A Detail survey on Pedestrian Trajectory Prediction in Smart Cities for Real-Time Surveillance
Main Article Content
Abstract
Pedestrian trajectory prediction has become a foundational capability for intelligent systems operational within dynamic human environments, such as autonomous vehicles, service robots, and smart surveillance platforms. This paper systematically examines the recent advances in pedestrian trajectory prediction, with a particular focus on spatiotemporal deep learning architectures designed for real-time and edge-based deployment. While temporal dependencies have been modelled using recurrent and probabilistic approaches, these methods often struggle with the computational inefficiency and the limited spatial context modeling.
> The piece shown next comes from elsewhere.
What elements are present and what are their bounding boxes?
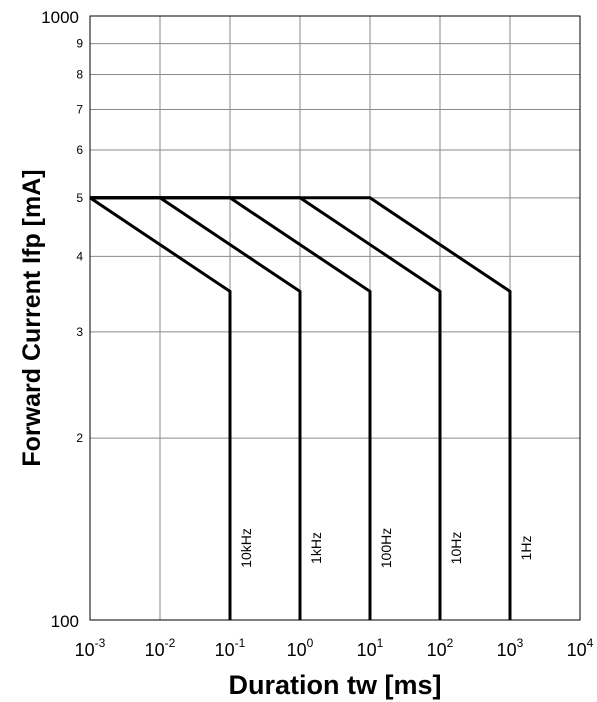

In contrast, transformer-based networks and 3D convolutional neural networks (3D CNNs) provide richer spatiotemporal representations but face challenges in scalability and deployment on embedded systems. The reviewed literature is categorized into primary methodological frameworks, recurrent, convolutional, hybrid, and transformer-based models. The frameworks have achieved major advancements in three areas which include social interaction modeling, multimodal prediction, and contextual scene understanding. The evaluation of models using standard benchmarks such as ETH/UCY and the Stanford Drone Dataset shows that prediction accuracy and inference latency and model generalization have important trade-offs. The field faces ongoing obstacles which include difficulties with extended future predictions and challenges in handling uncommon behaviors and the need for real-world performance. The research paper provides a roadmap which will help develop lightweight 3D CNN architectures that use temporal residual connections to support efficient spatiotemporal reasoning on edge devices with limited resources.